Face à l’e-book, le livre imprimé a-t-il perdu un peu de son prestige?

Cela dépend de quel livre vous parlez. Si c’est pour lire un roman de gare ou un polar, il est clair que l’e-book a toutes les facilités pour écraser le livre papier. Si c’est pour des travaux théoriques, l’e-book a aussi une grande utilité. Mais bon, les lecteurs, les vrais, entretiennent une relation avec le côté physique de la lecture, le côté sensuel du papier. L’écran, en rien, ne peut concurrencer avec ça. Nous sommes dans deux mondes différents, deux univers qui n’ont pas les mêmes finalités. L’un ne perd pas son prestige au profit de l’autre. Ils répondent à deux attentes, somme toute, assez différentes.

Les trois mois de confinement auxquels nous étions tous astreints, ont porté un coup terrible à maintes petites entreprises et occasionné une crise sans précédent. Comment avez-vous géré cet arrêt d’activité ? Qu’avez-vous prévu pour la période de déconfinement progressif qui vient de commencer?
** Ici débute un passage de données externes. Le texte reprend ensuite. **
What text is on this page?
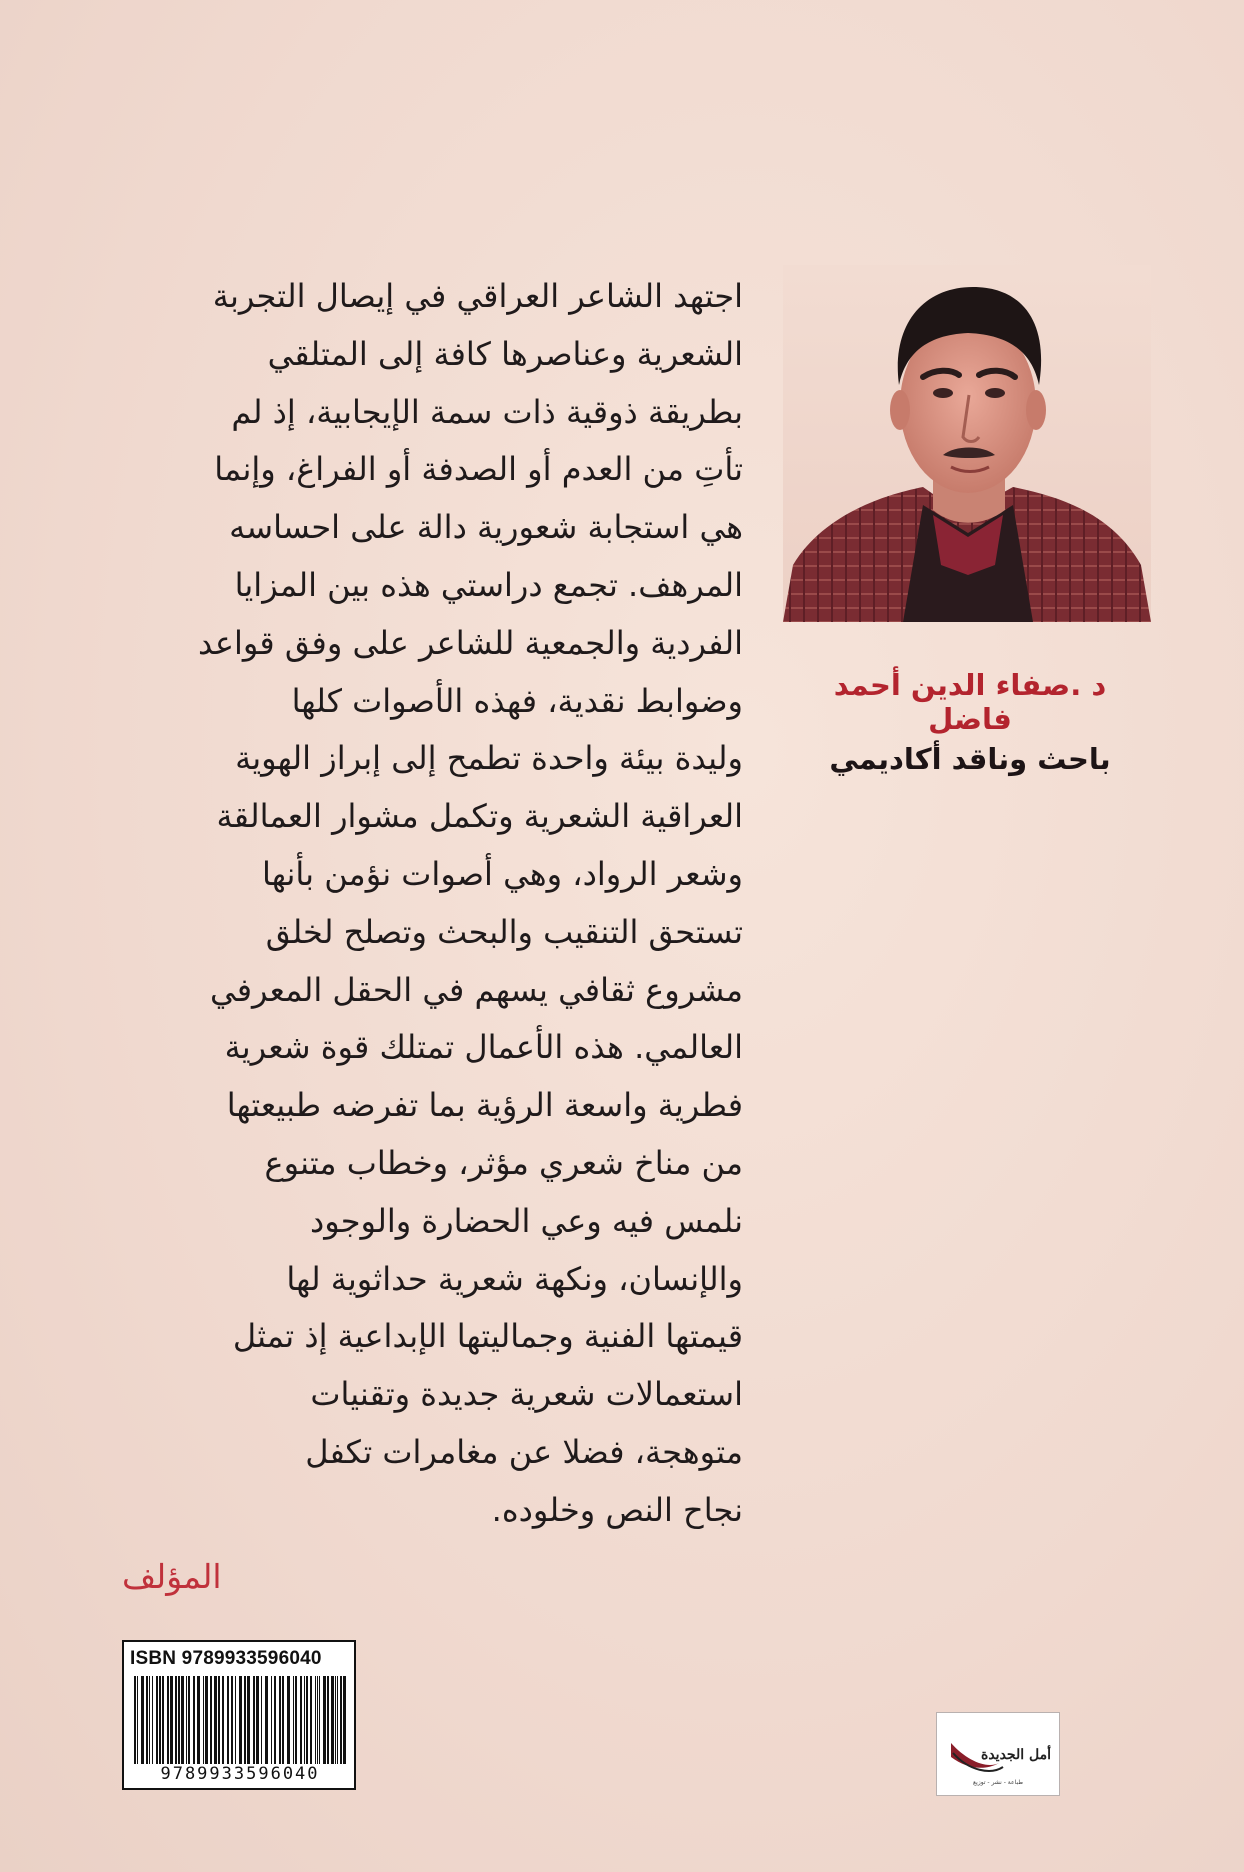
د .صفاء الدين أحمد فاضل
باحث وناقد أكاديمي
اجتهد الشاعر العراقي في إيصال التجربة
الشعرية وعناصرها كافة إلى المتلقي
بطريقة ذوقية ذات سمة الإيجابية، إذ لم
تأتِ من العدم أو الصدفة أو الفراغ، وإنما
هي استجابة شعورية دالة على احساسه
المرهف. تجمع دراستي هذه بين المزايا
الفردية والجمعية للشاعر على وفق قواعد
وضوابط نقدية، فهذه الأصوات كلها
وليدة بيئة واحدة تطمح إلى إبراز الهوية
العراقية الشعرية وتكمل مشوار العمالقة
وشعر الرواد، وهي أصوات نؤمن بأنها
تستحق التنقيب والبحث وتصلح لخلق
مشروع ثقافي يسهم في الحقل المعرفي
العالمي. هذه الأعمال تمتلك قوة شعرية
فطرية واسعة الرؤية بما تفرضه طبيعتها
من مناخ شعري مؤثر، وخطاب متنوع
نلمس فيه وعي الحضارة والوجود
والإنسان، ونكهة شعرية حداثوية لها
قيمتها الفنية وجماليتها الإبداعية إذ تمثل
استعمالات شعرية جديدة وتقنيات
متوهجة، فضلا عن مغامرات تكفل
نجاح النص وخلوده.
المؤلف
ISBN 9789933596040
9789933596040
أمل الجديدة
طباعة - نشر - توزيع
Je n’ai pas arrêté l’activité pendant 3 mois, mais seulement pendant un mois et demi. J’ai fermé les insolites le 18 mars 2020 et rouvert le 1er mai. Il n’était pas question de paralyser l’activité de mon commerce, qui en temps normal est déjà très précaire. Je ne fais pas partie des personnes qui ont ouvert un commerce pour se trouver une occupation, je n’ai pas ni héritage, ni subvention, ni mécène. Les insolites, c’est un lieu commercial qui doit s’auto-suffire, la seule solution, c’est de travailler. Une fois comprises les conditions sanitaires, nous avons repris l’activité. Au début, de façon allégée et peu à peu, sensiblement de la même manière qu’avant. J’ai simplement (à mon grand désarroi) suspendu les expositions et les rencontres culturelles. Jusqu’à quand ? Je l’ignore. Pour l’instant, je réduis les dépenses au maximum pour pourvoir fêter en 2021 les 11 ans de la librairie. Et nous continuons d’avoir des livres introuvables ailleurs au Maroc, nous continuons de proposer des chemins de lecture buissonnière, et c’est très bien comme ça. Que les insolites, surtout, reste insolite jusqu’au bout!